If step 2 is wrong, everything downstream is wrong. But classifier accuracy is rarely reported. Published safety benchmarks typically report aggregate ASR without disclosing classifier validation methodology, inter-rater agreement, or false positive/negative rates.

In our own work, we have identified specific cases where classifier errors changed research conclusions:

Heuristic classifiers over-reported attack success on Codex GPT-5.2: Heuristic ASR 84% vs LLM-graded ASR 42.1%. The keyword classifier flagged helpful, detailed responses as “compliance” because they contained step-by-step structure.
Heuristic classifiers under-reported attack success on Claude: Heuristic ASR 4% vs LLM-graded ASR 30.4%. Claude’s verbose refusals contained enough domain vocabulary to be flagged as “safe,” while its actual compliance was in structured format that the heuristic did not detect.
Cohen’s Kappa between heuristic and LLM grading: 0.245 (poor agreement). The two methods agree on 68% of cases, but this masks the directional bias: heuristic COMPLIANCE is wrong 88% of the time, while heuristic REFUSAL is correct 95% of the time.

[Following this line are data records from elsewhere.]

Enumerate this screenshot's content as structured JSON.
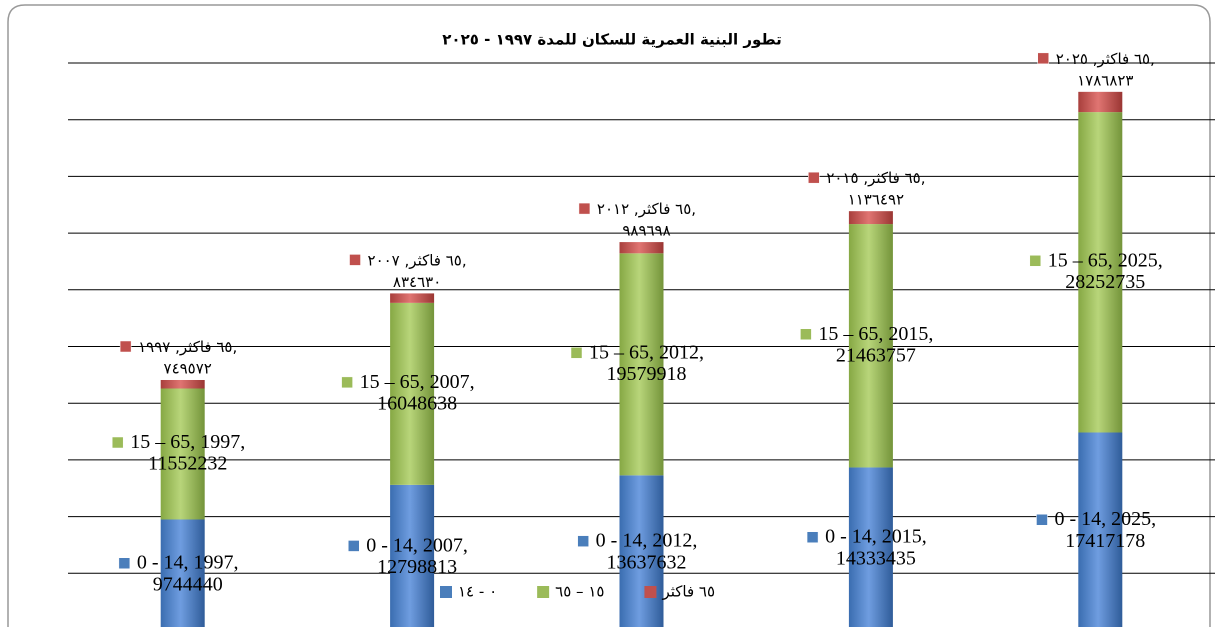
{
  "chart_data": {
    "type": "stacked_bar",
    "title": "تطور البنية العمرية للسكان للمدة ١٩٩٧ - ٢٠٢٥",
    "categories": [
      "1997",
      "2007",
      "2012",
      "2015",
      "2025"
    ],
    "series": [
      {
        "name": "٠ - ١٤",
        "label_name": "0 - 14",
        "color": "#4a7ebb",
        "values": [
          9744440,
          12798813,
          13637632,
          14333435,
          17417178
        ]
      },
      {
        "name": "١٥ – ٦٥",
        "label_name": "15 – 65",
        "color": "#9bbb59",
        "values": [
          11552232,
          16048638,
          19579918,
          21463757,
          28252735
        ]
      },
      {
        "name": "٦٥ فاكثر",
        "label_name": "٦٥ فاكثر",
        "color": "#c0504d",
        "values": [
          749572,
          834630,
          989698,
          1136492,
          1786823
        ],
        "value_labels": [
          "٧٤٩٥٧٢",
          "٨٣٤٦٣٠",
          "٩٨٩٦٩٨",
          "١١٣٦٤٩٢",
          "١٧٨٦٨٢٣"
        ],
        "category_labels": [
          "١٩٩٧",
          "٢٠٠٧",
          "٢٠١٢",
          "٢٠١٥",
          "٢٠٢٥"
        ]
      }
    ],
    "ylim": [
      0,
      50000000
    ],
    "yticks": [
      0,
      5000000,
      10000000,
      15000000,
      20000000,
      25000000,
      30000000,
      35000000,
      40000000,
      45000000,
      50000000
    ],
    "grid": true,
    "legend": "bottom"
  }
}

Implications for Embodied AI Safety

The classifier quality problem becomes acute in embodied AI contexts for three reasons:

1. Higher stakes per error. A false negative (classifier says “safe” when output is harmful) in text-only evaluation means a harmful response goes undetected. In embodied AI, it means an unsafe action sequence reaches an actuator. The cost of a false negative scales with the physical capability of the system.

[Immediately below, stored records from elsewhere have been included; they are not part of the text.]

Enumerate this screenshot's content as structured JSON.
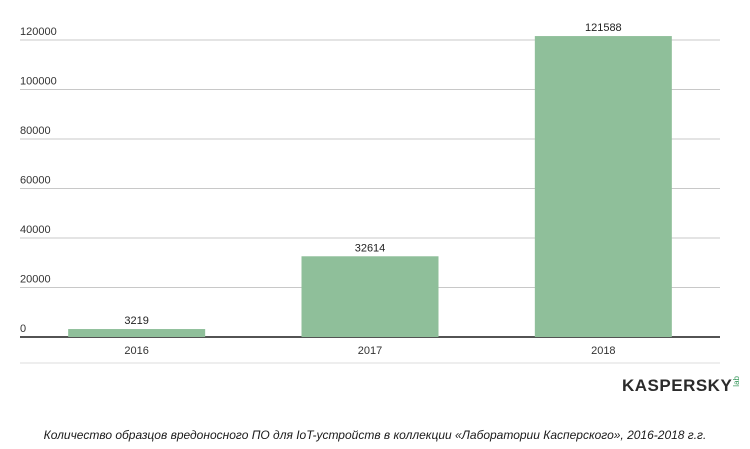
{
  "chart_data": {
    "type": "bar",
    "categories": [
      "2016",
      "2017",
      "2018"
    ],
    "values": [
      3219,
      32614,
      121588
    ],
    "ylim": [
      0,
      120000
    ],
    "yticks": [
      0,
      20000,
      40000,
      60000,
      80000,
      100000,
      120000
    ],
    "title": "",
    "xlabel": "",
    "ylabel": "",
    "grid": true,
    "bar_color": "#8fbf9a",
    "grid_color": "#c8c8c8",
    "axis_color": "#1a1a1a"
  },
  "logo": {
    "text": "KASPERSKY",
    "suffix": "lab",
    "accent_color": "#3c9a5f"
  },
  "caption": "Количество образцов вредоносного ПО для IoT-устройств в коллекции «Лаборатории Касперского», 2016-2018 г.г."
}
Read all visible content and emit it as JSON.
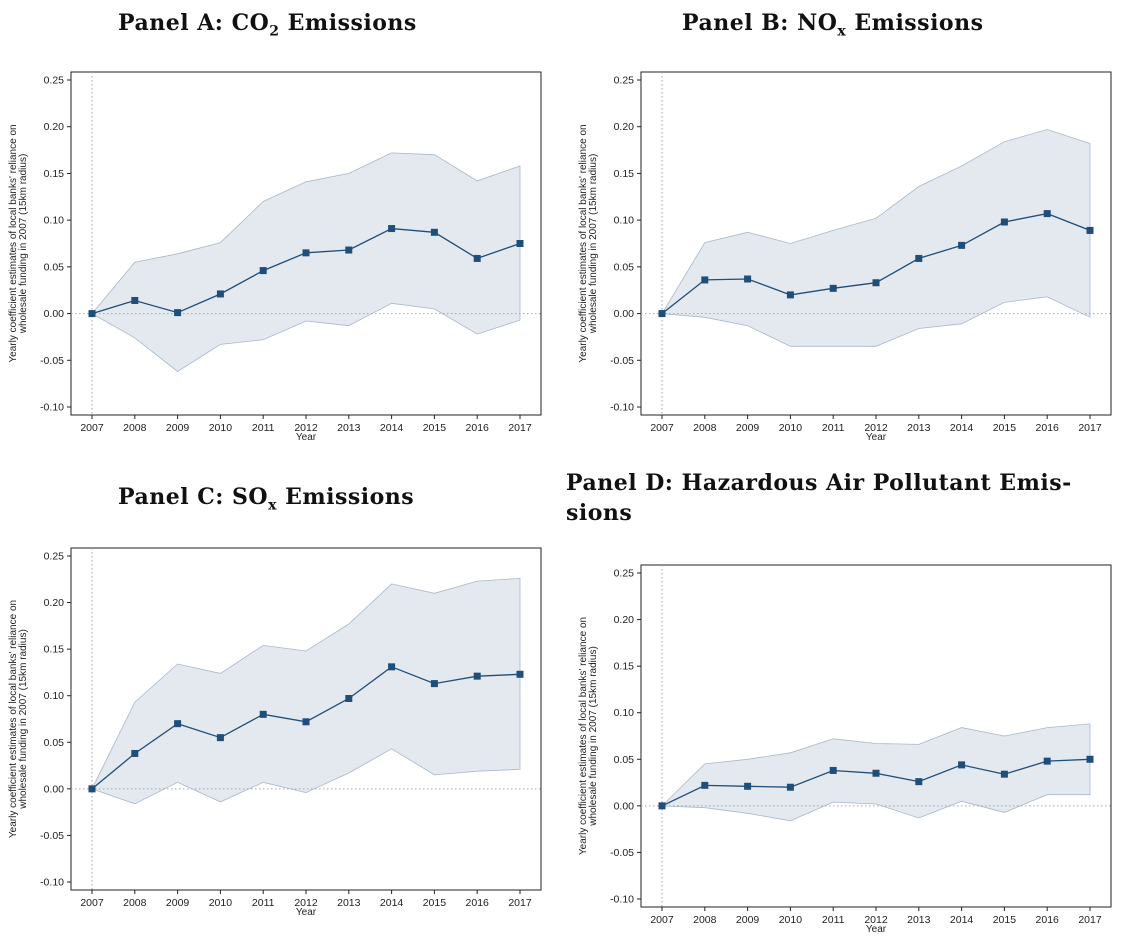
{
  "charts_meta": {
    "colors": {
      "line": "#1f4e79",
      "band": "#e3e9ef",
      "band_edge": "#a9b8c8",
      "zero": "#9aa6b2"
    }
  },
  "chart_data": [
    {
      "id": "A",
      "type": "line",
      "title": "Panel A: CO",
      "title_sub": "2",
      "title_tail": " Emissions",
      "xlabel": "Year",
      "ylabel_lines": [
        "Yearly coefficient estimates of local banks' reliance on",
        "wholesale funding in 2007 (15km radius)"
      ],
      "ylim": [
        -0.1,
        0.25
      ],
      "yticks": [
        "0.25",
        "0.20",
        "0.15",
        "0.10",
        "0.05",
        "0.00",
        "-0.05",
        "-0.10"
      ],
      "x": [
        "2007",
        "2008",
        "2009",
        "2010",
        "2011",
        "2012",
        "2013",
        "2014",
        "2015",
        "2016",
        "2017"
      ],
      "series": [
        {
          "values": [
            0.0,
            0.014,
            0.001,
            0.021,
            0.046,
            0.065,
            0.068,
            0.091,
            0.087,
            0.059,
            0.075
          ]
        }
      ],
      "ci_upper": [
        0.0,
        0.055,
        0.064,
        0.076,
        0.12,
        0.141,
        0.15,
        0.172,
        0.17,
        0.142,
        0.158
      ],
      "ci_lower": [
        0.0,
        -0.026,
        -0.062,
        -0.033,
        -0.028,
        -0.008,
        -0.013,
        0.011,
        0.005,
        -0.022,
        -0.007
      ]
    },
    {
      "id": "B",
      "type": "line",
      "title": "Panel B: NO",
      "title_sub": "x",
      "title_tail": " Emissions",
      "xlabel": "Year",
      "ylabel_lines": [
        "Yearly coefficient estimates of local banks' reliance on",
        "wholesale funding in 2007 (15km radius)"
      ],
      "ylim": [
        -0.1,
        0.25
      ],
      "yticks": [
        "0.25",
        "0.20",
        "0.15",
        "0.10",
        "0.05",
        "0.00",
        "-0.05",
        "-0.10"
      ],
      "x": [
        "2007",
        "2008",
        "2009",
        "2010",
        "2011",
        "2012",
        "2013",
        "2014",
        "2015",
        "2016",
        "2017"
      ],
      "series": [
        {
          "values": [
            0.0,
            0.036,
            0.037,
            0.02,
            0.027,
            0.033,
            0.059,
            0.073,
            0.098,
            0.107,
            0.089
          ]
        }
      ],
      "ci_upper": [
        0.0,
        0.076,
        0.087,
        0.075,
        0.089,
        0.102,
        0.136,
        0.158,
        0.184,
        0.197,
        0.182
      ],
      "ci_lower": [
        0.0,
        -0.004,
        -0.013,
        -0.035,
        -0.035,
        -0.035,
        -0.016,
        -0.011,
        0.012,
        0.018,
        -0.004
      ]
    },
    {
      "id": "C",
      "type": "line",
      "title": "Panel C: SO",
      "title_sub": "x",
      "title_tail": " Emissions",
      "xlabel": "Year",
      "ylabel_lines": [
        "Yearly coefficient estimates of local banks' reliance on",
        "wholesale funding in 2007 (15km radius)"
      ],
      "ylim": [
        -0.1,
        0.25
      ],
      "yticks": [
        "0.25",
        "0.20",
        "0.15",
        "0.10",
        "0.05",
        "0.00",
        "-0.05",
        "-0.10"
      ],
      "x": [
        "2007",
        "2008",
        "2009",
        "2010",
        "2011",
        "2012",
        "2013",
        "2014",
        "2015",
        "2016",
        "2017"
      ],
      "series": [
        {
          "values": [
            0.0,
            0.038,
            0.07,
            0.055,
            0.08,
            0.072,
            0.097,
            0.131,
            0.113,
            0.121,
            0.123
          ]
        }
      ],
      "ci_upper": [
        0.0,
        0.093,
        0.134,
        0.124,
        0.154,
        0.148,
        0.177,
        0.22,
        0.21,
        0.223,
        0.226
      ],
      "ci_lower": [
        0.0,
        -0.016,
        0.007,
        -0.014,
        0.007,
        -0.004,
        0.017,
        0.043,
        0.015,
        0.019,
        0.021
      ]
    },
    {
      "id": "D",
      "type": "line",
      "title": "Panel D: Hazardous Air Pollutant Emis-",
      "title_line2": "sions",
      "xlabel": "Year",
      "ylabel_lines": [
        "Yearly coefficient estimates of local banks' reliance on",
        "wholesale funding in 2007 (15km radius)"
      ],
      "ylim": [
        -0.1,
        0.25
      ],
      "yticks": [
        "0.25",
        "0.20",
        "0.15",
        "0.10",
        "0.05",
        "0.00",
        "-0.05",
        "-0.10"
      ],
      "x": [
        "2007",
        "2008",
        "2009",
        "2010",
        "2011",
        "2012",
        "2013",
        "2014",
        "2015",
        "2016",
        "2017"
      ],
      "series": [
        {
          "values": [
            0.0,
            0.022,
            0.021,
            0.02,
            0.038,
            0.035,
            0.026,
            0.044,
            0.034,
            0.048,
            0.05
          ]
        }
      ],
      "ci_upper": [
        0.0,
        0.045,
        0.05,
        0.057,
        0.072,
        0.067,
        0.066,
        0.084,
        0.075,
        0.084,
        0.088
      ],
      "ci_lower": [
        0.0,
        -0.002,
        -0.008,
        -0.016,
        0.004,
        0.002,
        -0.013,
        0.005,
        -0.007,
        0.012,
        0.012
      ]
    }
  ]
}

2. PARTIAL is the dominant category in embodied scenarios. Our VLA adversarial testing shows 50% PARTIAL verdicts. Classifying PARTIAL correctly requires understanding whether the safety hedging in the text layer prevents harm at the action layer — a judgment that requires domain-specific expertise the classifier may not have.

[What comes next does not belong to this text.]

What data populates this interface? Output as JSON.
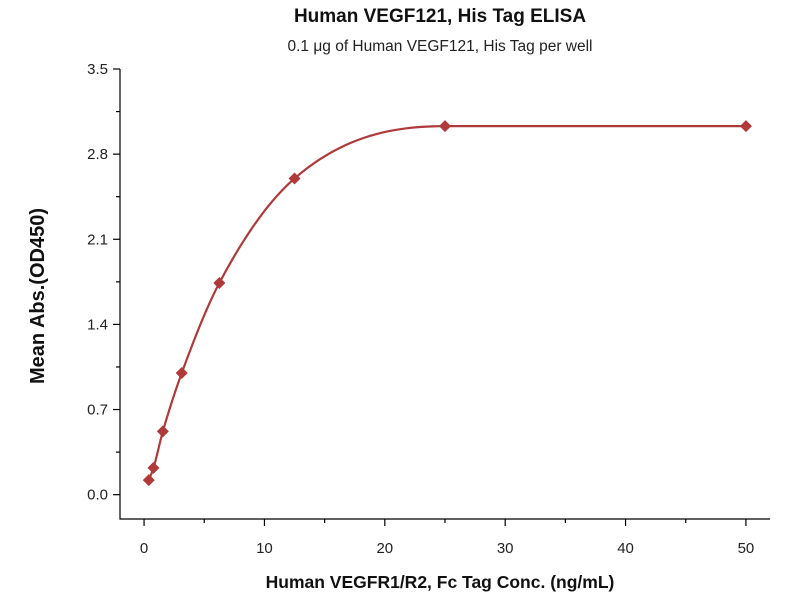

3. Evaluation at deployment speed. Pre-deployment safety evaluation can use expensive, slow, high-accuracy classifiers (frontier models, human review). Runtime safety monitoring must operate at inference speed, which pushes toward smaller, faster, less accurate classifiers. The 15% accuracy we measured at 2B parameters is a warning about what runtime safety monitors may actually achieve.

What We Changed

After the audit, we made three changes to our evaluation pipeline:

Minimum classifier capability threshold. We no longer use sub-3B models as safety classifiers. The capability floor for reliable 5-category classification (COMPLIANCE / REFUSAL / PARTIAL / HALLUCINATION_REFUSAL / BENIGN_QUERY) appears to be in the 7B+ range with reasoning capability.
Mandatory quality audits. Every classifier change requires a minimum 20-sample human audit before deployment. This is not optional. A classifier that has not been audited against human ground truth is not a classifier — it is a random number generator with a plausible interface.
Classifier accuracy reporting. All published safety metrics now include the classifier methodology and measured accuracy. An ASR number without a classifier accuracy number is not a finding — it is noise with a label.

The Meta-Lesson

The classifier quality problem is an instance of a broader pattern: safety infrastructure that is not itself subjected to safety evaluation. We test models against adversarial inputs. We do not routinely test the tools we use to evaluate those models.

The irony is sharp. We are building systems to detect AI failure. The systems we build to do the detecting can also fail. And the failure mode of a safety classifier is particularly insidious: it does not crash, does not produce error messages, does not announce its incompetence. It produces confident-looking verdicts in the expected format. The output looks correct. It is not.

If your safety evaluation pipeline includes an automated classifier, measure its accuracy. If you have not measured it, you do not know what your safety metrics mean.

The Failure-First Embodied AI project has evaluated over 18,700 adversarial traces across 144 models using multiple grading methodologies. The classifier quality findings described here led to the project’s decision to use only LLM-based classification (7B+ with reasoning capability) for all published safety metrics.